Le marchand, un gros Auvergnat que, dans le quartier, on appelait le « Grinchu », était dans le petit appentis qui lui servait de bureau. En reconnaissant Bezombes, il ne put réprimer un mouvement de mauvaise humeur.

— Encore vous ! dit-il.

— Oui, monsieur, encore moi. Je regrette de vous déranger, mais dans l’Intérêt de la justice…

— C’est bon, c’est bon, qu’est-ce que vous désirez ?… Vous voulez encore pénétrer dans la petite cour de mon voisin ? Mais laissez-le donc ce pauvre diable, il est bien assez malheureux comme ça.

— Monsieur, vous ignorez ce qu’est votre locataire, si vous le saviez…

— Je sais que c’est un pauvre homme, voilà tout, et qu’il ne faut pas avoir de cœur pour s’acharner ainsi contre un être inoffensif.

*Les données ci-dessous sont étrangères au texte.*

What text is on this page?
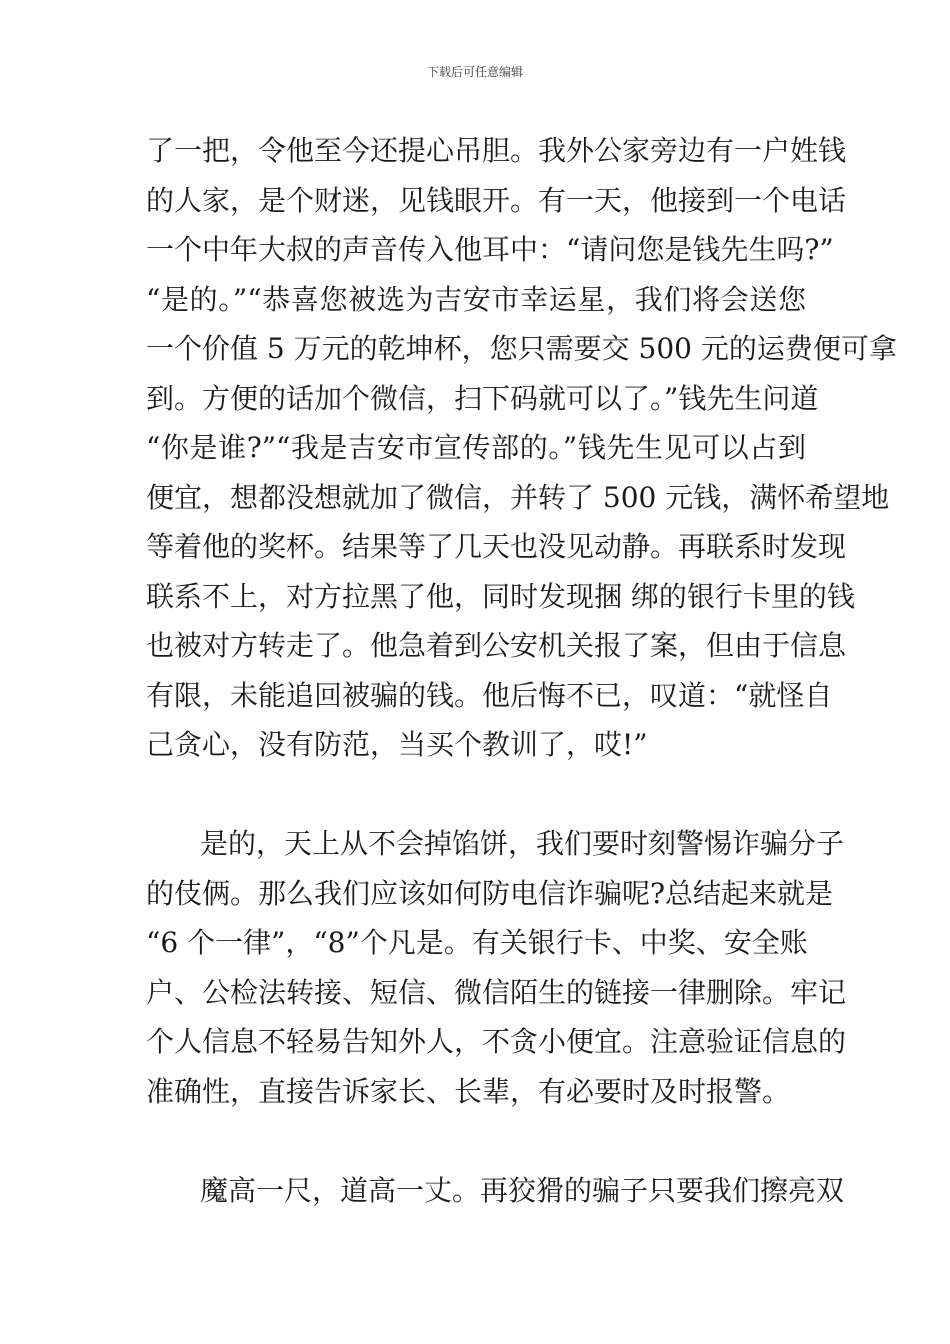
下载后可任意编辑
了一把，令他至今还提心吊胆。我外公家旁边有一户姓钱
的人家，是个财迷，见钱眼开。有一天，他接到一个电话
一个中年大叔的声音传入他耳中：“请问您是钱先生吗?”
“是的。”“恭喜您被选为吉安市幸运星，我们将会送您
一个价值 5 万元的乾坤杯，您只需要交 500 元的运费便可拿
到。方便的话加个微信，扫下码就可以了。”钱先生问道
“你是谁?”“我是吉安市宣传部的。”钱先生见可以占到
便宜，想都没想就加了微信，并转了 500 元钱，满怀希望地
等着他的奖杯。结果等了几天也没见动静。再联系时发现
联系不上，对方拉黑了他，同时发现捆 绑的银行卡里的钱
也被对方转走了。他急着到公安机关报了案，但由于信息
有限，未能追回被骗的钱。他后悔不已，叹道：“就怪自
己贪心，没有防范，当买个教训了，哎!”
是的，天上从不会掉馅饼，我们要时刻警惕诈骗分子
的伎俩。那么我们应该如何防电信诈骗呢?总结起来就是
“6 个一律”，“8”个凡是。有关银行卡、中奖、安全账
户、公检法转接、短信、微信陌生的链接一律删除。牢记
个人信息不轻易告知外人，不贪小便宜。注意验证信息的
准确性，直接告诉家长、长辈，有必要时及时报警。
魔高一尺，道高一丈。再狡猾的骗子只要我们擦亮双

— Inoffensif ?… Ah ! vous croyez cela ?

— Bien sûr que je le crois.

— Vous ne le croirez pas longtemps, et lorsqu’il sera arrêté, que les journaux raconteront ce qu’il a fait, vous ne tiendrez pas le même langage.

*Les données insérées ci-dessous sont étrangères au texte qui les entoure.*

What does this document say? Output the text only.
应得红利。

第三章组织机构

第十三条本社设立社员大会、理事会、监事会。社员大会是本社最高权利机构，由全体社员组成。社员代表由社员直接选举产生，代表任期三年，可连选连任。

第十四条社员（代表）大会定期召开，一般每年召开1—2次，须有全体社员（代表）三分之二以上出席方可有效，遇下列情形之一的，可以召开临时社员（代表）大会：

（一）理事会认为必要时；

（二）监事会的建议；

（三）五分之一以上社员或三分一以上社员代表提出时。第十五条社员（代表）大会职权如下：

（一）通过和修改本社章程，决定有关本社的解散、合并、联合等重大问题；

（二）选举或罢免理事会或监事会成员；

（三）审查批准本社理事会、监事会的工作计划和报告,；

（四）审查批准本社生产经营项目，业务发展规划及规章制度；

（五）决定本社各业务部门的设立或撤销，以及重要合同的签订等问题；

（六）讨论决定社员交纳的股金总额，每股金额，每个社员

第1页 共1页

— C’est que vous ne savez pas de quoi on l’accuse, hasarda Barouillet.

— C’est toujours facile d’accuser.

— Aujourd’hui, nous pouvons prouver.

Le marchand de fourrages eut un haussement d’épaules :

— Ah ! tenez, laissez-moi donc tranquille avec toutes vos histoires. Êtes-vous envoyés par le commissaire de police ? Non, n’est-ce pas ? eh bien décampez.

— Mais monsieur… fit Bezombes…

— Il n’y a pas de monsieur qui tienne.

— Vous refusez de nous laisser pénétrer dans la cour de votre locataire ?

— Qu’est-ce que vous voulez y faire dans cette cour ? Vous l’avez vue hier, n’est-ce pas ? Eh bien cela suffit.

— Je voulais montrer à ces messieurs…

— Ces messieurs ne sont pas de la police, je suppose ?…

— Non, mais ils ont intérêt, comme moi, à découvrir et confondre un assassin.

— Un assassin !… Ah ! laissez-moi rire. Je crois, ma parole, que vous êtes tous fous. Rentrez chez vous, cela vaudra mieux…

— Alors, vous refusez ?…

— Oui…

— Vous n’avez pas le droit, quand il s’agit de…

— Pas le droit ?… pas le droit ?… Qu’est-ce que vous me chantez ? Suis-je le maître chez moi, oui ou non ?…

— Cependant hier vous aviez consenti à me laisser…

— Possible, mais aujourd’hui, je ne veux pas… Est-ce compris ? Ça deviendrait une procession ici, à la fin…

— Monsieur, fit Barouillet, d’une voix de père noble, l’intérêt supérieur de la justice, la sécurité…

— Vous, allez brailler dans vos réunions publiques et f…-moi la paix.

Il n’y avait rien à faire. Le père Grinchu était de ces vieux bonshommes entêtés et coléreux qui ne craignent pas au besoin de se flanquer un coup de torchon. Et il était solide, l’Auvergnat. Il commençait à perdre patience et devenait violet comme une aubergine. Bezombes et ses deux amis jugèrent prudent de battre en retraite.

— Quelle brute ! dit Barouillet, lorsqu’ils furent dans la rue.

— J’avais envie de sauter d’sus, grogna le gros Nestor, qui parlait toujours d’étriper les gens, mais était, au fond, poltron comme un lièvre.